Heidy Contreras, associate professor of biology, presented results from her Science and Community program that immersed students in Guatemalan culture, Feb. 11 in the Howell Board Room. / photo by Sheridan Lee

Sheridan Lee
Staff Writer

Associate Professor of Biology Heidy Contreras discussed “Science Without Borders,” Feb. 11 in the Howell Board Room.

The lecture focused on her project for which she took students to Guatemala, to not only work on environmental research but to give back and immerse themselves in the culture.

For the class, Science and Community, she took four students to Guatemala in January to study and give back to the community, Contreras said.

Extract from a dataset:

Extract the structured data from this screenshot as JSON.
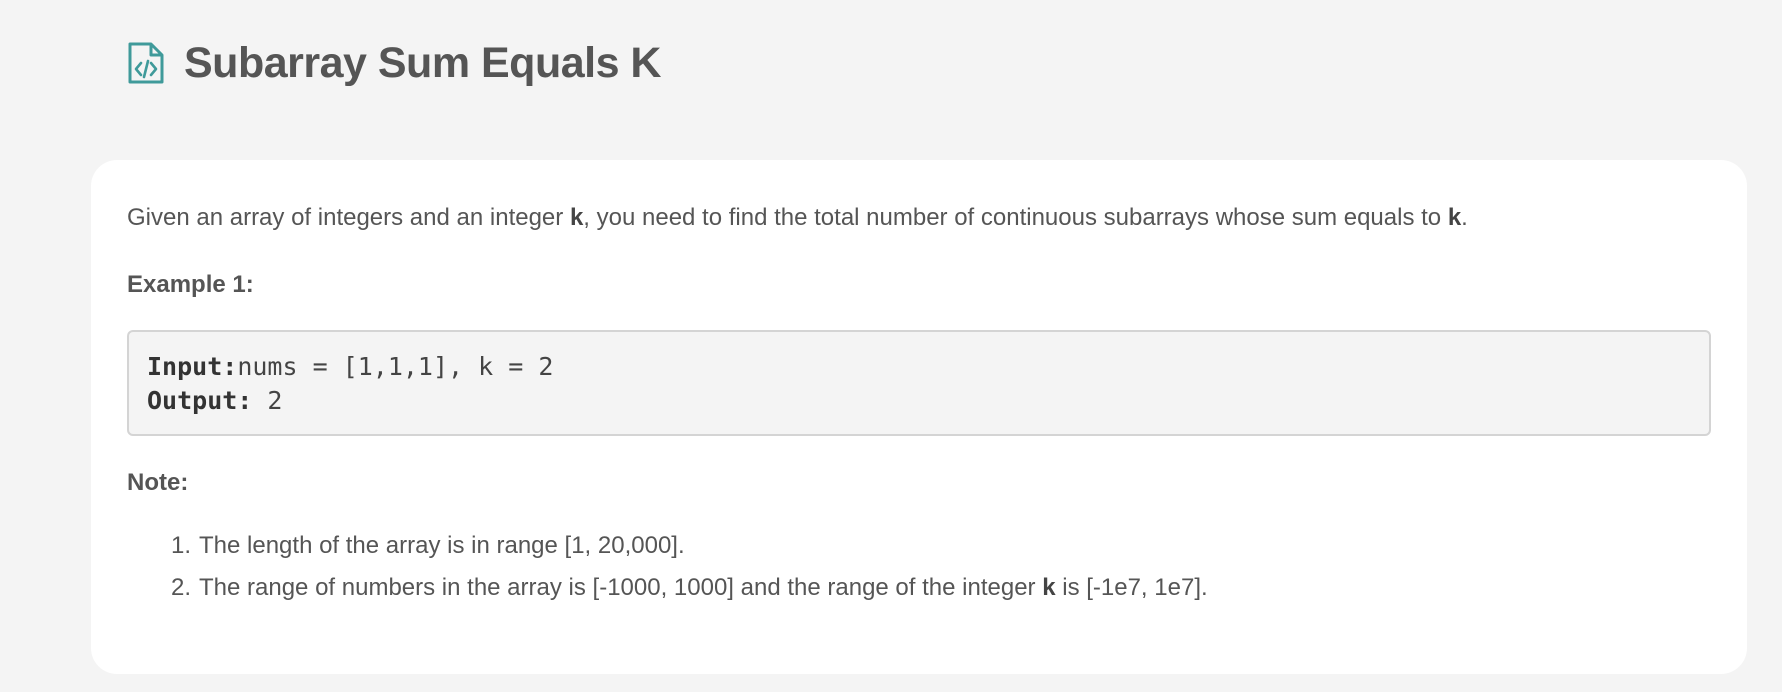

“We’re trying to develop this program that allows our students very quickly, in the very first year they come on campus, to get involved in this project, get them doing research,” Contreras said. “We think it will help get students engaged in science.”

Before the trip, the students were educated on Fair Trade policies, ethics for global learning and emergency preparedness, she said.

During their three weeks in Guatemala, students studied how humidity affects organisms, such as a moths, among other things.

Contreras was born in Guatemala and moved to the U.S. as a child. She discussed the history of the Guatemala, the civil war and the effects it still has on their culture.

After the civil war, 1960-1996, most of their money went toward Guatemala’s military, with little going toward education and human services.

Contreras discussed the activities during their trip, during which they visited Guatemala City, Panajachel, Antigua Guatemala and Cobán.

The students also participated in activities such as spelunking, hiking and learning about the importance of coffee as it is an important staple of the Guatemalan culture.

Students were also able to experience the perspective of a farmer by processing coffee and understanding how fungus threatens its growth.

In addition, they visited historical and religious sites while in Guatemala.

Contreras also discussed Lago de Atitlan, an important resource for Guatemalans, which currently contains large algae blooms.

The blooms are harmful as they release toxins, use up all the oxygen in the water, and result in a decline in the fish population. It has been proposed by the organization, Amigos del lago de Atitlan, to suck the water out and have it be sent to be cleaned, then return it, which would cost roughly $90 million.

Students in the class looked at vertebrates of Lake Atitlan, collecting samples and observing them with microscopes while sharing the results with others.

The students focused on water quality. They also taught Guatemalans the importance of the lake, how to check water quality using the donated kits they brought and how to use the microscopes.

To improve the program, Contreras has applied for a Hispanic Serving Institution mini grant among other grants. Her goal is to try and develop a program for students to get involved and start researching and to help provide services for Guatemala, and to focus on Hyles Lineata and the effect of ambient humidity.

“It’s an amazing opportunity for students to be able to experience culture and new places,” Martina Perez, freshman biology major, said,

“Being a biology major and wanting to be a doctor, science without borders interests me, as well as the program,” said Josephine Roberts, junior biology major.

“Fair Trade education stood out to me, not only are you learning from that country, but you’re teaching them,” Bailey Pettey, freshman business administration major, said.